Матильда, не обращая внимания на Даниэля, нетерпеливо продолжала:

– Нам во Франции жилось нелегко. Но теперь многим еще хуже. Мы не собираемся быть для вас обузой.

Она умолкла, и тут ко всеобщему удивлению вдруг раздался голос Марты, сильный и отчетливый:

– Но кто говорит, что вы обуза? Это дом моей матери, понимаете? Моей матери и мои… Мы очень рады, что вы здесь.

Хосе перестал есть. Он покраснел, и от этого еще бесцветней стали его бледно-голубые глаза. Но того, что он собирался сказать, никто не узнал, так как в этот миг у Пино началась истерика, и все испугались. Она закричала и потянула на себя скатерть. Стаканы опрокинулись, по столу потекли вода и вино. И хотя влага быстро впиталась в скатерть, еще несколько минут на пол капала красноватая жидкость.

– И я должна это слушать!.. Я здесь чужая! Я не у себя дома! Посадил меня тут с сумасшедшей, загубил мою жизнь! А сам по ночам где-то шляется…

Хосе поднялся. Взбешенный и испуганный, он назвал Пино полоумной.

– Что ты болтаешь? Какое это имеет отношение?..

Лолилья, прислуживавшая за столом, бросилась на кухню, зажимая рот руками, чтобы не рассмеяться. В дверях она столкнулась с Висентой, которая поспешила на шум.

– Да, ты бросаешь меня…

Пино рыдала, захлебываясь. Хосе поднес ей стакан к самому рту. Зубы стучали о стекло, вода текла Пино на грудь.

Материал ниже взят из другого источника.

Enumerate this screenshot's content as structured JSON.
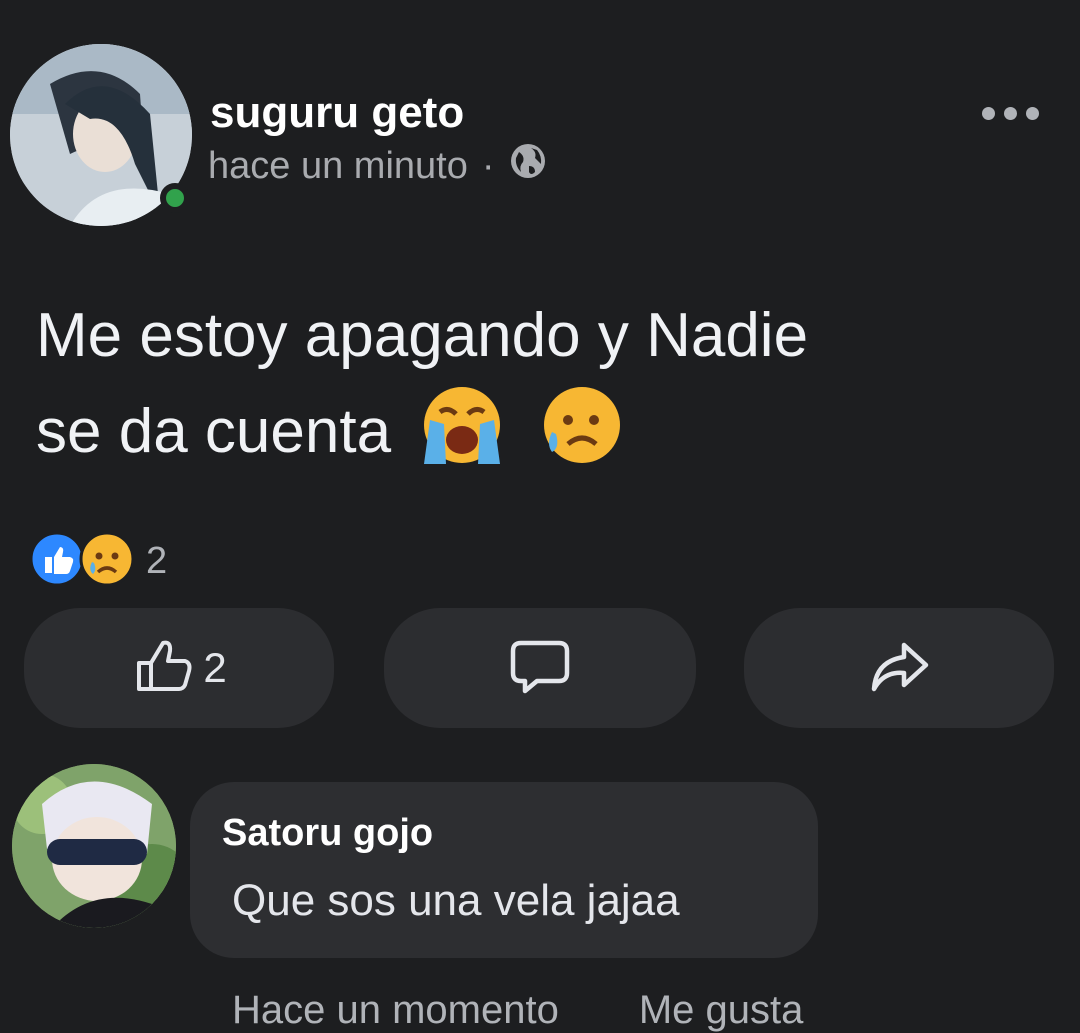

Матильда помогла Висенте отвести Пино в спальню. Марта смущенно шла позади. У лестницы она остановилась, не зная, что делать дальше. Хосе, проходя мимо, увидел ее и, грубо обругав, отвесил ей две звонкие пощечины. На щеках остались следы пальцев. Марта стояла, не шевелясь… Она увидела туповатое будничное лицо Висенты, обернувшейся, чтобы посмотреть на ее унижение; а Матильда даже не оглянулась. Во время этой дикой сцены Марта успела отметить, что Даниэль и Онеста, сидевшие в углу столовой, делали вид, будто ничего не произошло. Никого не интересовало, что ее наказали. Может быть, они считали это справедливым – ведь она вызвала истерику у Пино. Девочка повернулась и вышла в сад. Солнце и живительный свежий ветер ударили ей в грудь, туда, где так ныло сердце. Она шла, как слепая. Дойдя до конца сада, Марта побрела прямо через виноградники, среди зимних, оголенных лоз, по щиколотку увязая в колком щебне. Потом бросилась на землю. Острые кусочки пористой лавы впивались в обнаженные руки, и она наконец заплакала. Перед ее глазами торчал из ямки остов лозы. Несколько сухих листьев чудом держались на ней, застряв в густой паутине. Девочка дрожала от подступивших к горлу слез. Потом разрыдалась, взахлеб, в три ручья, по-детски, и больше уже ничего не видела.

Скоро Марта опомнилась. Опершись лбом на руки, она лежала, почти касаясь лицом земли, вдыхая ее терпкий запах, и зимний ветер холодил ей спину. Она была в этом винограднике совсем одна, словно букашка, затерявшаяся среди растений, в огромном мире.

На ее теле трепетали рожденные солнцем и ветром потоки расплавленного золота, которые, заполняя ложбины, лились с холмов, обтекали большие деревья на дорогах и отступали перед глубокими синими тенями на вершинах гор. Она была совсем одна перед богом. Избранники ее сердца отвергли ее. Она надеялась встретить родную душу, но разглядела в их глазах лишь смутный отсвет житейского опыта и невзгод… Они не пожелали взглянуть на нее. Они оттолкнули ее протянутые руки и повернулись к ней спиной.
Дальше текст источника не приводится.